Improved estimation of critical bed shear stress downstream of low-head weirs in streams with coarse bed material

Abstract

Existing methods for estimating critical bed shear stress are limited and usually do not consider local scour processes; therefore, the accuracy of numerical modeling is usually compromised. This paper presents the results of physical experiments on scour downstream of low-head weirs and proposes new equations for estimating the critical bed shear stress in scour holes. The experiments were done using a camel hump weir and coarse-bed materials which are applicable to steep streams with coarse-bed materials (gravel, rocks, etc.). The critical shear stress was regarded as the bed shear stress within the scour holes, which was determined using the three-dimensional (3D) flow field and bed morphology measured at the equilibrium scour state. The influence of the sediment size also was investigated. The experimental results showed that a scour hole can be divided into three zones: Zone-I for the upstream scour slope, Zone-II for the downstream scour slope, and Zone-III for the downstream slope of the sediment deposit downstream of the hole. The relation between the critical shear stress of the bed surface in Zone-I, the flow rate, and bed position was established, and the new equations yielded better accuracy than existing methods.
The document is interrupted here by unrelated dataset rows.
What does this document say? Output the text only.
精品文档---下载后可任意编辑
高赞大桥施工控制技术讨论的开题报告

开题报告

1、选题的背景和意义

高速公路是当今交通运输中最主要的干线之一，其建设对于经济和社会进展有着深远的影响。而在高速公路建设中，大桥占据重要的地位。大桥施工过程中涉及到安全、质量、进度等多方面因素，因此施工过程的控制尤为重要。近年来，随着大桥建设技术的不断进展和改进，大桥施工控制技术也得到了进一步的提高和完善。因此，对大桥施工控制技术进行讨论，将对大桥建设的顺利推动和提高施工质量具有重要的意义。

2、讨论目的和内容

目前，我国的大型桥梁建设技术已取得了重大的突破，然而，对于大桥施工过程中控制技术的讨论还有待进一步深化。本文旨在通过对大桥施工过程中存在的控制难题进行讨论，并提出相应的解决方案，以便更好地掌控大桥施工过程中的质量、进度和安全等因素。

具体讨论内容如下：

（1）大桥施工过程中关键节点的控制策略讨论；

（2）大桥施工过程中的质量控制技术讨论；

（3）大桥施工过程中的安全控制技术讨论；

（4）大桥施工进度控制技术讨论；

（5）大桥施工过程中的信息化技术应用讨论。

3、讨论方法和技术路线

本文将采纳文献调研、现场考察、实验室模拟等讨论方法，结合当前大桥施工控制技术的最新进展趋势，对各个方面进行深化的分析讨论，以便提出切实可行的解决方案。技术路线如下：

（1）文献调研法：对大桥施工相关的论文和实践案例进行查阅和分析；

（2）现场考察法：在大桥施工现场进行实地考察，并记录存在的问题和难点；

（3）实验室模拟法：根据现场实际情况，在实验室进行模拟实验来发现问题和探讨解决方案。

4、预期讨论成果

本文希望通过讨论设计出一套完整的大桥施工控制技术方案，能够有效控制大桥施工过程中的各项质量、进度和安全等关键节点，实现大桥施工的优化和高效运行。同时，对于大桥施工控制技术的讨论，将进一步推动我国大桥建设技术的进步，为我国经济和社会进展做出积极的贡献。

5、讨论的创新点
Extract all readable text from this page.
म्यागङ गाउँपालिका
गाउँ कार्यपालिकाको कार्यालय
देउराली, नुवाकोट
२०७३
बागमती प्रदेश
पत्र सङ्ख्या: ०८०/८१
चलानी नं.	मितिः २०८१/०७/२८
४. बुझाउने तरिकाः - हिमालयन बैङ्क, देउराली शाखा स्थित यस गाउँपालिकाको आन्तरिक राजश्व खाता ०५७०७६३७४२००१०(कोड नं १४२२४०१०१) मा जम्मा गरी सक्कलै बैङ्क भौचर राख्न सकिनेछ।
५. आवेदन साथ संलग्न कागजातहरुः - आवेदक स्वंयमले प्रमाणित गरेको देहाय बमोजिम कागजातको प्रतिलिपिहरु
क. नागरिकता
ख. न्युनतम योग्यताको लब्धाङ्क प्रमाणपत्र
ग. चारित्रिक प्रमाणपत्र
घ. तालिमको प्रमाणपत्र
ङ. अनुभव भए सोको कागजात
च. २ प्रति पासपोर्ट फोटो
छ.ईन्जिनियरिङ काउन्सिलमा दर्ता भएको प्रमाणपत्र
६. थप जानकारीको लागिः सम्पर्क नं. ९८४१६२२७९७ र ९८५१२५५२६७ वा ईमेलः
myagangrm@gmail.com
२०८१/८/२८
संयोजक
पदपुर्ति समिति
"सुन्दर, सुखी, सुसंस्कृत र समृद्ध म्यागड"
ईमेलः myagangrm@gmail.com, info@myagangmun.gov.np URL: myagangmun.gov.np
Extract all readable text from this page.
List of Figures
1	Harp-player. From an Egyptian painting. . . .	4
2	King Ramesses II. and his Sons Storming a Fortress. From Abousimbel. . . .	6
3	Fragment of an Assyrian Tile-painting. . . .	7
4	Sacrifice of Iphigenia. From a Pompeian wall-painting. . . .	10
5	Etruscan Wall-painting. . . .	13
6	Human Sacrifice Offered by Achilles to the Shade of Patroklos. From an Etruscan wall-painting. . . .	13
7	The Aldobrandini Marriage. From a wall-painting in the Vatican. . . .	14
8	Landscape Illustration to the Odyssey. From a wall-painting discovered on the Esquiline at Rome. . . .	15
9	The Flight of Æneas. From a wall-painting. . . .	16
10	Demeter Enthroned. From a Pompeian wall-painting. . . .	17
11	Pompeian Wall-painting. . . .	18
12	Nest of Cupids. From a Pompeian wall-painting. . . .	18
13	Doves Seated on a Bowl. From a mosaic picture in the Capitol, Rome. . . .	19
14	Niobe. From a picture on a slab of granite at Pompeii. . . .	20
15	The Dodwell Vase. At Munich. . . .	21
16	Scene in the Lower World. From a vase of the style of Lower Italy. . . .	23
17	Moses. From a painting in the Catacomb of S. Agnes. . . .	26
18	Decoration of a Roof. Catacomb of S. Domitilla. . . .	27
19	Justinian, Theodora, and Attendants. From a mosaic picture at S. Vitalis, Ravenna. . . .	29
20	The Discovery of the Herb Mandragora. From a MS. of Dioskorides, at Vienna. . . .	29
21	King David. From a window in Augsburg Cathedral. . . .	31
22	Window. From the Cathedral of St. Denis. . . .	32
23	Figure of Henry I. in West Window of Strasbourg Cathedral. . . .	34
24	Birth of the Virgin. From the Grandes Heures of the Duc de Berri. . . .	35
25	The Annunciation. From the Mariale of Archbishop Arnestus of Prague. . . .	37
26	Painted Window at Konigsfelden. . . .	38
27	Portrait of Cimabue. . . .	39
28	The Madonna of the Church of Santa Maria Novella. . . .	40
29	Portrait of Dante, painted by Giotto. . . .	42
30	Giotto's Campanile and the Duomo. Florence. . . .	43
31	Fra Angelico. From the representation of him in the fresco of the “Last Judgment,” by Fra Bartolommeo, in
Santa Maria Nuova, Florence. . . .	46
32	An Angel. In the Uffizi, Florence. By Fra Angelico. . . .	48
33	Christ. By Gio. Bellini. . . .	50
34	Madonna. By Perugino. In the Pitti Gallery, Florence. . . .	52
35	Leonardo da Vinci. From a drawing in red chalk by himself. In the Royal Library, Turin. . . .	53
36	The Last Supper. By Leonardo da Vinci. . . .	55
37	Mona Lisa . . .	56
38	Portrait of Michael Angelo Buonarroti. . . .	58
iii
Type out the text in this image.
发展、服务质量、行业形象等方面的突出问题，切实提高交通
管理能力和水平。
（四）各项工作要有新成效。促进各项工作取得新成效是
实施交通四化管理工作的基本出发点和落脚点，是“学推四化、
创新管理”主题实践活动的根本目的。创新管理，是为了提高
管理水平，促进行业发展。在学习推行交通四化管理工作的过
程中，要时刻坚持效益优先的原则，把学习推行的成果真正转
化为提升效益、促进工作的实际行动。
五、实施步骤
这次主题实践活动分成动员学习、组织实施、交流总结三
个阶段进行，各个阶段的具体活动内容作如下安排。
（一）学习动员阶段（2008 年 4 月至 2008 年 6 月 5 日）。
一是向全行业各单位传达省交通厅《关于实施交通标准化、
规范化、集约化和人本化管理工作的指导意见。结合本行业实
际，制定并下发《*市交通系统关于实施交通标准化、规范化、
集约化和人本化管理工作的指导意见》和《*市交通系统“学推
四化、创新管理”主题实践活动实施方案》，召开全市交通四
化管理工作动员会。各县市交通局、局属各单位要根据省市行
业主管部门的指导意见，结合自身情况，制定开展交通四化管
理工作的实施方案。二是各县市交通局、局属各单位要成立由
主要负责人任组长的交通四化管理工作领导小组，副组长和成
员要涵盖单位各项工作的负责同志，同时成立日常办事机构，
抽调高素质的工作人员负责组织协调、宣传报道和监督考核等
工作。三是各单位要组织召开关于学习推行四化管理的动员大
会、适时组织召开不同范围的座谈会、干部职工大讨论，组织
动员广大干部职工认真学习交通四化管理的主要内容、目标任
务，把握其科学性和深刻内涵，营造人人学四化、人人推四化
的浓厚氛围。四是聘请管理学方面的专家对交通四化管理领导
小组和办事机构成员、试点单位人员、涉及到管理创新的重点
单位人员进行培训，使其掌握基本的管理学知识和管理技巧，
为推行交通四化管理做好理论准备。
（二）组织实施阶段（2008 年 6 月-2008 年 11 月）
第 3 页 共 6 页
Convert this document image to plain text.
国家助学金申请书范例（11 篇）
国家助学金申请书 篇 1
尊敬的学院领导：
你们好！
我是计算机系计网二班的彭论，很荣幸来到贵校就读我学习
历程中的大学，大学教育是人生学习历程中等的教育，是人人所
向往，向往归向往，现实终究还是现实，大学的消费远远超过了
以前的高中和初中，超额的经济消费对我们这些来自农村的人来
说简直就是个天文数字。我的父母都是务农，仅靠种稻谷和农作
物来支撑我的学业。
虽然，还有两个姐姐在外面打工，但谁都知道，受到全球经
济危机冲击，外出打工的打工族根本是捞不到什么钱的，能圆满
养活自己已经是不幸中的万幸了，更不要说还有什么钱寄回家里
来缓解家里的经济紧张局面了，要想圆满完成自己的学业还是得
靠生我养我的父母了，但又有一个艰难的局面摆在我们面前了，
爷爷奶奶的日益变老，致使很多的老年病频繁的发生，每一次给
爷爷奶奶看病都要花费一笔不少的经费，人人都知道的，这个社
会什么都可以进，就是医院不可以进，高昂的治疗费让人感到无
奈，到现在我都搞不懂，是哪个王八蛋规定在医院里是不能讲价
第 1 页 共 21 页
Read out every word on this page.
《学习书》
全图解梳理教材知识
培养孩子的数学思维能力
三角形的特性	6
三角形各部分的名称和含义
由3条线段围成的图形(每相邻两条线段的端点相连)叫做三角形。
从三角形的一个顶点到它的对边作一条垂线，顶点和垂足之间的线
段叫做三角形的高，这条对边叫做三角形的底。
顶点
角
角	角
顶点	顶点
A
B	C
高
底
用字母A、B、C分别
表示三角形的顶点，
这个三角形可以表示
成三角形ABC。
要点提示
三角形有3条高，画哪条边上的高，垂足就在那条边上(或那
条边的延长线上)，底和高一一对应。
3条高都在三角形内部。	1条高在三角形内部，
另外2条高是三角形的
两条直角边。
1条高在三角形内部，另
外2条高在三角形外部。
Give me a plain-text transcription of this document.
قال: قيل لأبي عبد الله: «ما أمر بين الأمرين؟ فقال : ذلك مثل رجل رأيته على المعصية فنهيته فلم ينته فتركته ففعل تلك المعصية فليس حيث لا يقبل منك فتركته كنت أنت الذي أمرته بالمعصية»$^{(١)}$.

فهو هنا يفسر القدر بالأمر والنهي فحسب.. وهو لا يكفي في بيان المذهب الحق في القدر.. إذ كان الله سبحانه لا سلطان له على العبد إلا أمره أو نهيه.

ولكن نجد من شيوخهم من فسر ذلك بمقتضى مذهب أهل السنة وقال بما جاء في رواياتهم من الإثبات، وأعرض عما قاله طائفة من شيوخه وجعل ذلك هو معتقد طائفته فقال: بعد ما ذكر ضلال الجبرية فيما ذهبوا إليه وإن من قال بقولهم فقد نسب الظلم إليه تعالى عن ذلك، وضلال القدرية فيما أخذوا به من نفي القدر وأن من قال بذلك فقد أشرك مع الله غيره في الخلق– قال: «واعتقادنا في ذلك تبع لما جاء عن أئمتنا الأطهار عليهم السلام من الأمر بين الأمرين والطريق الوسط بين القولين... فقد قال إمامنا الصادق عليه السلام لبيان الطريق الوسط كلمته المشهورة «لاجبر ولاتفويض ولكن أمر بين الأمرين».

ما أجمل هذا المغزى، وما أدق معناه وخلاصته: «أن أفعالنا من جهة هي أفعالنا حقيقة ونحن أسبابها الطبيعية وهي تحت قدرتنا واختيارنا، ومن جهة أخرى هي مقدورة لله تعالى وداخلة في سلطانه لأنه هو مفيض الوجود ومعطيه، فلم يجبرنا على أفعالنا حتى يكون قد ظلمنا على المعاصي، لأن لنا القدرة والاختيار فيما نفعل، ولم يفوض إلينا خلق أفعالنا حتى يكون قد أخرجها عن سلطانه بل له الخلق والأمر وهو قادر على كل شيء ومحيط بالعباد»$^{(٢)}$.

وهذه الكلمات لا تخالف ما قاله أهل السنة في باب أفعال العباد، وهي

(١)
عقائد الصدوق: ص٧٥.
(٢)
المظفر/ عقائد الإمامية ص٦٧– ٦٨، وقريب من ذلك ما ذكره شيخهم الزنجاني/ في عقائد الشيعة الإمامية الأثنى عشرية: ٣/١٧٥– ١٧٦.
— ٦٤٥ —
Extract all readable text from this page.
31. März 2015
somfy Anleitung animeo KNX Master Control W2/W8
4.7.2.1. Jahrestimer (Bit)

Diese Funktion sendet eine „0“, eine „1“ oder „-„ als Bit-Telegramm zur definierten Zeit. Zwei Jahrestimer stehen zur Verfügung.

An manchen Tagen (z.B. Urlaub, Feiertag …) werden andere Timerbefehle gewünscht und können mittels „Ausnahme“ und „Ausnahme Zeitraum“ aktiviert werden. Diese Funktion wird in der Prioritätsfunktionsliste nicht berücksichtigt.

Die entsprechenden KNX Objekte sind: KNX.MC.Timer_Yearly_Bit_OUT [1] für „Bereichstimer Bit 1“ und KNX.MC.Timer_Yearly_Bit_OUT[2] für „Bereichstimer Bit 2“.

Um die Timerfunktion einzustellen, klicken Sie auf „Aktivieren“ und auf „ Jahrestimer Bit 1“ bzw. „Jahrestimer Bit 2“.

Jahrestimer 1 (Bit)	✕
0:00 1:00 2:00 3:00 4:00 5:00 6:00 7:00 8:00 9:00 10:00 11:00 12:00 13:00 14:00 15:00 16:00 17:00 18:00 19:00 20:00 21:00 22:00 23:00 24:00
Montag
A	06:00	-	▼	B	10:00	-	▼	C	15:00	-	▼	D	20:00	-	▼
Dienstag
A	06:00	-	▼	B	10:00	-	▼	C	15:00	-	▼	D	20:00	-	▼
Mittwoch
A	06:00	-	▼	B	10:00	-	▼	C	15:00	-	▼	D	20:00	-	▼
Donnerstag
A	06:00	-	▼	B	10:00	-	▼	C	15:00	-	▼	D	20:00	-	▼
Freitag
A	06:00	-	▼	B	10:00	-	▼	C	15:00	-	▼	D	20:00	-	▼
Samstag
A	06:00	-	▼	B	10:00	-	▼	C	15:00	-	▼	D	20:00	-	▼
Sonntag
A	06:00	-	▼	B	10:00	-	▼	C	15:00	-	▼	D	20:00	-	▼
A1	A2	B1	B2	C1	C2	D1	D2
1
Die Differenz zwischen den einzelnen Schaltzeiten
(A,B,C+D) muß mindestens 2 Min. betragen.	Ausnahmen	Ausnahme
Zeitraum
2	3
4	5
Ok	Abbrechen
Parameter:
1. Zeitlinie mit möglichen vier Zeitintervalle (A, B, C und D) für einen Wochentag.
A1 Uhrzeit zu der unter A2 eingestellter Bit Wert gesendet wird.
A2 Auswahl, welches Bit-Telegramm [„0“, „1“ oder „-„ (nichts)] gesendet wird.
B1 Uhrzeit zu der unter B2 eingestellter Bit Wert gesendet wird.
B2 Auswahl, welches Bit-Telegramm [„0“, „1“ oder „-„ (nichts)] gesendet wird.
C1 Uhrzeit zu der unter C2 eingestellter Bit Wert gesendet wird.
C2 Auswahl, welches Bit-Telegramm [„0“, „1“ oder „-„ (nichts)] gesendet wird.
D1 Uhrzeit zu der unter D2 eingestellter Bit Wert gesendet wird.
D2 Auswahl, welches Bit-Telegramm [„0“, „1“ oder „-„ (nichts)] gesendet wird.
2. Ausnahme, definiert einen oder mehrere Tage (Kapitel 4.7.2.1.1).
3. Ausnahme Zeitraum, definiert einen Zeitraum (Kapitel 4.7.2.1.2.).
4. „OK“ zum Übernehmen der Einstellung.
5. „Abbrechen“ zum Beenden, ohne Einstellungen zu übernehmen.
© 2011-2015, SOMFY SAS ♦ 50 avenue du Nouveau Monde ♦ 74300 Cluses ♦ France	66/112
In addition, the relation between the critical shear stress and the slope of the bed and the ratio of the local water depth to the particle size in Zone-II and Zone-III were established. After verification, the calculation results of the newly proposed equations were in good agreement with the standard values of the dimensionless critical Shields parameter obtained through processing the experimental results in the current study. Further discussion is provided regarding the integration of the parameters calculated applying the new parameters in the numerical models.